El proyecto inicial de Societat Civil Catalana

Pero la idea original se mantiene. Y es un núcleo de dirigentes los que intentan que el proyecto pueda fructificar. Se trata de Eva Parera, que ha formado parte de su lista electoral, o de Josep Ramon Bosch, que preside Societat Civil Catalana. El proyecto pasaría por aglutinar un catalanismo de centro, que pueda hacer frente al independentismo, con el objetivo de impedir una nueva mayoría independentista en el Parlament. Existen otros colectivos que persiguen ese fin, y las conversaciones y los encuentros proliferan para lograr una unidad de acción. El nombre de Manuel Valls circula como posible candidato. Pese a todo, ese proyecto todavía no ha madurado.

Ciudadanos, en todo caso, ha encendido las luces rojas. “Queremos soluciones de quienes son los responsables”, dicen miembros de la dirección del partido y diputados electos, señalando a Albert Rivera.
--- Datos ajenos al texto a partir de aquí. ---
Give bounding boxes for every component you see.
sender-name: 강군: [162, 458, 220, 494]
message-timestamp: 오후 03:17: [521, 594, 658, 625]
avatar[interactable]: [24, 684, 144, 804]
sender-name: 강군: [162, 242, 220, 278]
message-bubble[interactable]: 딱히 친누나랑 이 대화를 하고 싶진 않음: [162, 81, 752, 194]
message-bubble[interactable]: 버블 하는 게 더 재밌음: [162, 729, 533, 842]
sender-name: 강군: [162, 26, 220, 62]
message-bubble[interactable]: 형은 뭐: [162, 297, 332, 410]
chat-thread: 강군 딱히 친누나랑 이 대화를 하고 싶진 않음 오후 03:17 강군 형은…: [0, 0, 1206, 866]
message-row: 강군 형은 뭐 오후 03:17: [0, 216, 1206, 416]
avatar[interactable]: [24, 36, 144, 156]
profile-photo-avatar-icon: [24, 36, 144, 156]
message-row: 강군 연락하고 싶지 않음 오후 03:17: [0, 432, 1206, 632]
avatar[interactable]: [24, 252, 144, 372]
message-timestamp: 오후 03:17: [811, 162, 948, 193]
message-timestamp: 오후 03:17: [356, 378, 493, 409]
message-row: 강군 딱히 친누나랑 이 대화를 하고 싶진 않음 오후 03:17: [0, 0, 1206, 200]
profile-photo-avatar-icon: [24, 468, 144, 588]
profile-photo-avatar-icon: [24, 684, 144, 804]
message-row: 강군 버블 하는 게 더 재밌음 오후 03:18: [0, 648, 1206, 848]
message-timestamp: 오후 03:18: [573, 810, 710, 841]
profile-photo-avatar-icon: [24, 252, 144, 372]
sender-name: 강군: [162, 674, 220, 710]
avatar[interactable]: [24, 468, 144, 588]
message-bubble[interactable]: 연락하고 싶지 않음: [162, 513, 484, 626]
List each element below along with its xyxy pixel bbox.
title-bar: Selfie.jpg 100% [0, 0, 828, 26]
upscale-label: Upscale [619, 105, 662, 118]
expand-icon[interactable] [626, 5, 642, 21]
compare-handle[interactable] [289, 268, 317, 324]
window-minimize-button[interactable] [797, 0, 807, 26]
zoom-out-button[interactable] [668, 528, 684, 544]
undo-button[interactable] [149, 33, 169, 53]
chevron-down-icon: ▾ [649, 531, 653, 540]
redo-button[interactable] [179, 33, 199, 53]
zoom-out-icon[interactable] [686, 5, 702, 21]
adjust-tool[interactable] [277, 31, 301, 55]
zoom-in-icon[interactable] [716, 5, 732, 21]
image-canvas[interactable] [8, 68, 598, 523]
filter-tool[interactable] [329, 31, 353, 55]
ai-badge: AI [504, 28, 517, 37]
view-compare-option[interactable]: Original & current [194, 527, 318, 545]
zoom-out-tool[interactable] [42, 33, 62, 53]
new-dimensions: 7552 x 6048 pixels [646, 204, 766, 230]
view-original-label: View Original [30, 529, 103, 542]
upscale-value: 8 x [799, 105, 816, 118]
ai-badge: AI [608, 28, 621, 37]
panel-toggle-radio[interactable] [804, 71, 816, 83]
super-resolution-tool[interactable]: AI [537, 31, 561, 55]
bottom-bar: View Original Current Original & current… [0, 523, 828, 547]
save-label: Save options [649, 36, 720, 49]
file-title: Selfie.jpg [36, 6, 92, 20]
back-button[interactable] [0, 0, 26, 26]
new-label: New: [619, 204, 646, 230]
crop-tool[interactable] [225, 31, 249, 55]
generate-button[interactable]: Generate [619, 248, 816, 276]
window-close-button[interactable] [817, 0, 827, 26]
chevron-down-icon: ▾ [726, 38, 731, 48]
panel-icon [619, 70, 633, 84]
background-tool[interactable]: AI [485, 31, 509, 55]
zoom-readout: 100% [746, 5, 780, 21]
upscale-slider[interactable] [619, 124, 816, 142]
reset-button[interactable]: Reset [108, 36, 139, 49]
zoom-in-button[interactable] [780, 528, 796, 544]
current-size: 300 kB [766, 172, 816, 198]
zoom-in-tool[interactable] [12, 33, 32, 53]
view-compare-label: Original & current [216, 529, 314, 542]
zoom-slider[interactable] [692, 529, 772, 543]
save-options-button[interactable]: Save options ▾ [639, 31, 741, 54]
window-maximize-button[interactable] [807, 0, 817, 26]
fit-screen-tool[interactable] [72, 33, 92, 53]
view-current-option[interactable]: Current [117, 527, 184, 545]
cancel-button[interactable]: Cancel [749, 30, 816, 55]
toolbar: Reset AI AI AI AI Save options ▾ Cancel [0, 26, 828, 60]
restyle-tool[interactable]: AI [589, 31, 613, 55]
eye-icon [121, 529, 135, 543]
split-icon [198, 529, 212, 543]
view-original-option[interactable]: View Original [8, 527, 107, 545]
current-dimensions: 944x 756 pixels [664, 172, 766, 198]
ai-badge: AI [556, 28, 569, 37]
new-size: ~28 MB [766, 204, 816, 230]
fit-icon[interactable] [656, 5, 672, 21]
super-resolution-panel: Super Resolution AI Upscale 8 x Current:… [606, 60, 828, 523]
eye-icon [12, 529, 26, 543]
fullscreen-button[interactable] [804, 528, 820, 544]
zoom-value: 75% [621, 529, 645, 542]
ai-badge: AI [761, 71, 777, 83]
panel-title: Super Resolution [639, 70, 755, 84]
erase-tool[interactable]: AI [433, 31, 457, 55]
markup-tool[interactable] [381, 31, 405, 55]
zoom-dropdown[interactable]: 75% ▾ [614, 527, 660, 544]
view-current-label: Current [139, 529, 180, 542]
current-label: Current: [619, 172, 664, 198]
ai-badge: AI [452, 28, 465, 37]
Con Valls las relaciones son casi inexistentes “porque se ha creado su propia plataforma y pasa del partido”, remachan. Además, nadie duda que Valls contará con los seis votos de los concejales electos en Barcelona y culpan a Madrid del “estrepitoso fracaso de las elecciones municipales. Se hicieron las listas con mano de hierro desde Madrid y lo hemos pagado muy caro”.

A la espera de los pactos

Se trata de voces indicativas de ese malestar. En Ciudadanos todo se ha comenzado a mover.

Lentamente, pero con cierta constancia, a la espera de los pasos de Rivera para dirimir los gobiernos autonómicos y locales, con una estrategia de pactos que sigue anclada hacia la derecha, con el PP, pero con tímidos avances hacia el PSOE.